Division of Cardiology, Department of Internal Medicine, Kindai University Faculty of Medicine, Osakasayama, Japan.
Saiseikai-Tondabayashi Hospital, Tondabayasi, Japan.
PLoS One. 2020 Aug 6;15(8):e0237275. doi: 10.1371/journal.pone.0237275. eCollection 2020.
The instantaneous wave-free ratio (iFR) is used for assessing the hemodynamic severity of a lesion, as an alternative to the fractional flow reserve (FFR). We evaluated the relationship between iFR and FFR in detail and the clinical significance of iFR in patients with mild to intermediate coronary artery stenosis. We recruited consecutive 323 patients (421 lesions) with lesions exhibiting 30% to 80% diameter stenosis on angiography in whom FFR and iFR were measured. In the total lesions, mean diameter stenosis was 48.6% ± 9.0%, and physiological significance, defined by FFR of 0.80 or less or by iFR of 0.92 or less, was observed in 32.5% or 33.5%, respectively. Mismatch between iFR and FFR was observed in 18.1% of the lesions. Clinical factors did not predict FFR value; however, gender, diabetes mellitus, aortic stenosis, anemia, high-sensitivity CRP value, and renal function predicted iFR value.

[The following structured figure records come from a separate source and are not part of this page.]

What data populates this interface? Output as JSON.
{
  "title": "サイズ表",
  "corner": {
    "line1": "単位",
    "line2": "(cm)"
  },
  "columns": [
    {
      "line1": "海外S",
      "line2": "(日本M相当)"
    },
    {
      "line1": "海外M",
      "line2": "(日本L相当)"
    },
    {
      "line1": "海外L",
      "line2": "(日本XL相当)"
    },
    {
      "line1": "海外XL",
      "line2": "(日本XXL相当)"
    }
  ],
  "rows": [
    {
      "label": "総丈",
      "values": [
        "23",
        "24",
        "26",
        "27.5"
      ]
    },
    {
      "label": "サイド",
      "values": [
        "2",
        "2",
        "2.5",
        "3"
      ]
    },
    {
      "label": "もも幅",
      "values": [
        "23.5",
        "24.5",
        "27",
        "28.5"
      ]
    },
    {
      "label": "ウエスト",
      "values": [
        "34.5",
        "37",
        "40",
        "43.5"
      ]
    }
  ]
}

In multivariate logistic analysis after adjustment for FFR value, gender (p < 0.001), diabetes mellitus (p = 0.005), aortic stenosis (p = 0.016), high-sensitivity CRP (p < 0.001), and renal function (p = 0.003) were all independent predictors of iFR value. In Kaplan-Meier analysis, the baseline iFR predicted the subsequent major cardiovascular events (MACE) (hazard ratio, 2.40; 95% CI, 1.16-4.93; p = 0.018) and the results of the iFR-guided strategy for predicting rates of MACE and myocardial infarction/revascularization were superior to those of the FFR-guided strategy. In conclusion, significant clinical factors predicted iFR value, which affected the prognostic capacity. The iFR-guided strategy may be superior in patients with mild to intermediate stenosis.

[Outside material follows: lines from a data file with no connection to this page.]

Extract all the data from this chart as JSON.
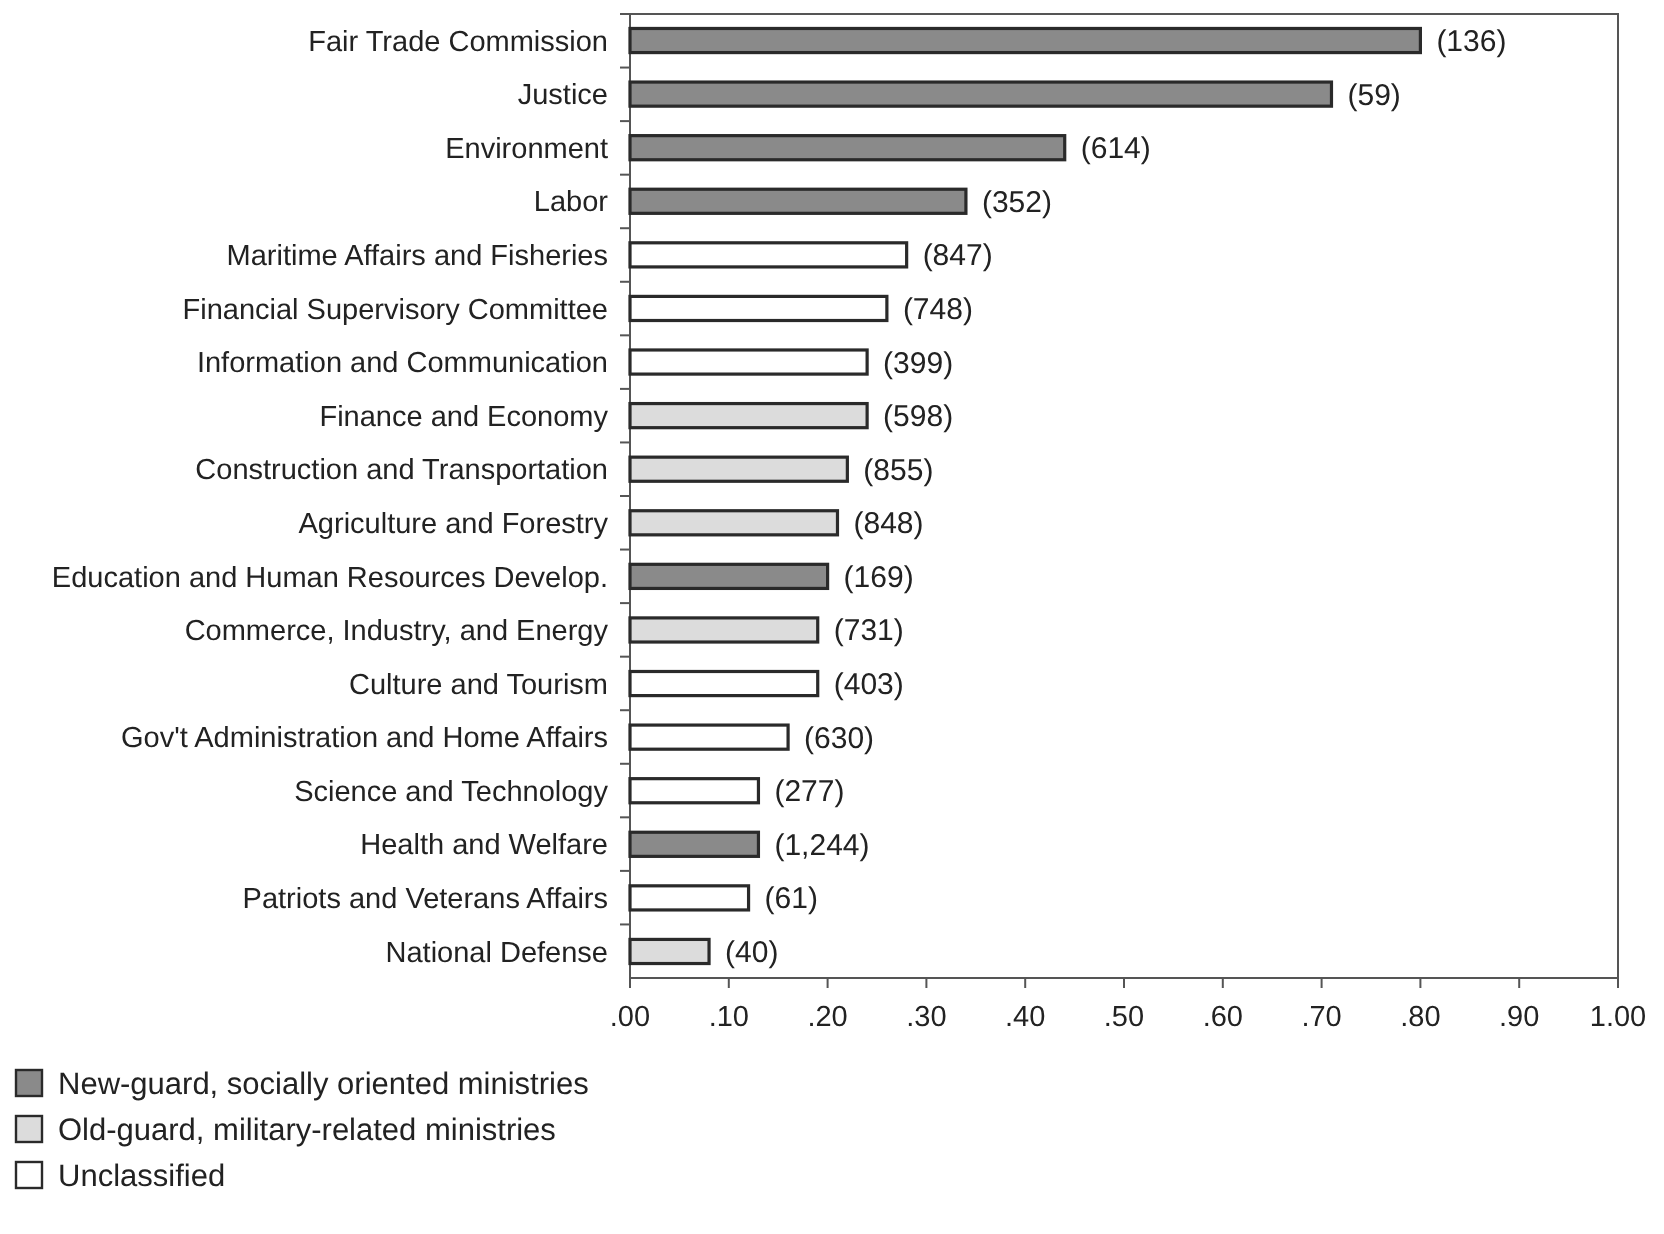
{
  "chart_data": {
    "type": "bar",
    "orientation": "horizontal",
    "stacked": true,
    "categories": [
      "Fair Trade Commission",
      "Justice",
      "Environment",
      "Labor",
      "Maritime Affairs and Fisheries",
      "Financial Supervisory Committee",
      "Information and Communication",
      "Finance and Economy",
      "Construction and Transportation",
      "Agriculture and Forestry",
      "Education and Human Resources Develop.",
      "Commerce, Industry, and Energy",
      "Culture and Tourism",
      "Gov't Administration and Home Affairs",
      "Science and Technology",
      "Health and Welfare",
      "Patriots and Veterans Affairs",
      "National Defense"
    ],
    "series": [
      {
        "name": "New-guard, socially oriented ministries",
        "color": "#8a8a8a",
        "values": [
          0.8,
          0.71,
          0.44,
          0.34,
          null,
          null,
          null,
          null,
          null,
          null,
          0.2,
          null,
          null,
          null,
          null,
          0.13,
          null,
          null
        ]
      },
      {
        "name": "Old-guard, military-related ministries",
        "color": "#dcdcdc",
        "values": [
          null,
          null,
          null,
          null,
          null,
          null,
          null,
          0.24,
          0.22,
          0.21,
          null,
          0.19,
          null,
          null,
          null,
          null,
          null,
          0.08
        ]
      },
      {
        "name": "Unclassified",
        "color": "#ffffff",
        "values": [
          null,
          null,
          null,
          null,
          0.28,
          0.26,
          0.24,
          null,
          null,
          null,
          null,
          null,
          0.19,
          0.16,
          0.13,
          null,
          0.12,
          null
        ]
      }
    ],
    "annotations": [
      {
        "text": "(136)",
        "x": 0.8,
        "y": "Fair Trade Commission"
      },
      {
        "text": "(59)",
        "x": 0.71,
        "y": "Justice"
      },
      {
        "text": "(614)",
        "x": 0.44,
        "y": "Environment"
      },
      {
        "text": "(352)",
        "x": 0.34,
        "y": "Labor"
      },
      {
        "text": "(847)",
        "x": 0.28,
        "y": "Maritime Affairs and Fisheries"
      },
      {
        "text": "(748)",
        "x": 0.26,
        "y": "Financial Supervisory Committee"
      },
      {
        "text": "(399)",
        "x": 0.24,
        "y": "Information and Communication"
      },
      {
        "text": "(598)",
        "x": 0.24,
        "y": "Finance and Economy"
      },
      {
        "text": "(855)",
        "x": 0.22,
        "y": "Construction and Transportation"
      },
      {
        "text": "(848)",
        "x": 0.21,
        "y": "Agriculture and Forestry"
      },
      {
        "text": "(169)",
        "x": 0.2,
        "y": "Education and Human Resources Develop."
      },
      {
        "text": "(731)",
        "x": 0.19,
        "y": "Commerce, Industry, and Energy"
      },
      {
        "text": "(403)",
        "x": 0.19,
        "y": "Culture and Tourism"
      },
      {
        "text": "(630)",
        "x": 0.16,
        "y": "Gov't Administration and Home Affairs"
      },
      {
        "text": "(277)",
        "x": 0.13,
        "y": "Science and Technology"
      },
      {
        "text": "(1,244)",
        "x": 0.13,
        "y": "Health and Welfare"
      },
      {
        "text": "(61)",
        "x": 0.12,
        "y": "Patriots and Veterans Affairs"
      },
      {
        "text": "(40)",
        "x": 0.08,
        "y": "National Defense"
      }
    ],
    "xlim": [
      0,
      1
    ],
    "xticks": [
      {
        "value": 0,
        "label": ".00"
      },
      {
        "value": 0.1,
        "label": ".10"
      },
      {
        "value": 0.2,
        "label": ".20"
      },
      {
        "value": 0.3,
        "label": ".30"
      },
      {
        "value": 0.4,
        "label": ".40"
      },
      {
        "value": 0.5,
        "label": ".50"
      },
      {
        "value": 0.6,
        "label": ".60"
      },
      {
        "value": 0.7,
        "label": ".70"
      },
      {
        "value": 0.8,
        "label": ".80"
      },
      {
        "value": 0.9,
        "label": ".90"
      },
      {
        "value": 1,
        "label": "1.00"
      }
    ],
    "legend": "bottom left"
  }
}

瞬时无波比(iFR)用于评估病变的血流动力学严重程度,可作为血流储备分数(FFR)的替代方法。我们详细评估了 iFR 与 FFR 之间的关系以及 iFR 在轻至中度冠状动脉狭窄患者中的临床意义。我们连续招募了 323 名患者(421 处病变),这些患者的血管造影显示病变存在 30%至 80%的直径狭窄,对这些患者同时测量了 FFR 和 iFR。在所有病变中,平均直径狭窄为 48.6%±9.0%,FFR 小于 0.80 或 iFR 小于 0.92 定义的生理意义病变分别为 32.5%或 33.5%。18.1%的病变存在 iFR 与 FFR 不匹配的情况。临床因素不能预测 FFR 值;然而,性别、糖尿病、主动脉瓣狭窄、贫血、高敏 C 反应蛋白值和肾功能预测了 iFR 值。在调整 FFR 值后的多变量逻辑分析中,性别(p<0.001)、糖尿病(p=0.005)、主动脉瓣狭窄(p=0.016)、高敏 C 反应蛋白(p<0.001)和肾功能(p=0.003)均为 iFR 值的独立预测因素。在 Kaplan-Meier 分析中,基线 iFR 预测了随后发生的主要心血管事件(MACE)(风险比,2.40;95%CI,1.16-4.93;p=0.018),并且 iFR 指导策略预测 MACE 和心肌梗死/血运重建发生率的结果优于 FFR 指导策略。总之,显著的临床因素预测了 iFR 值,影响了预测能力。在轻至中度狭窄的患者中,iFR 指导策略可能更具优势。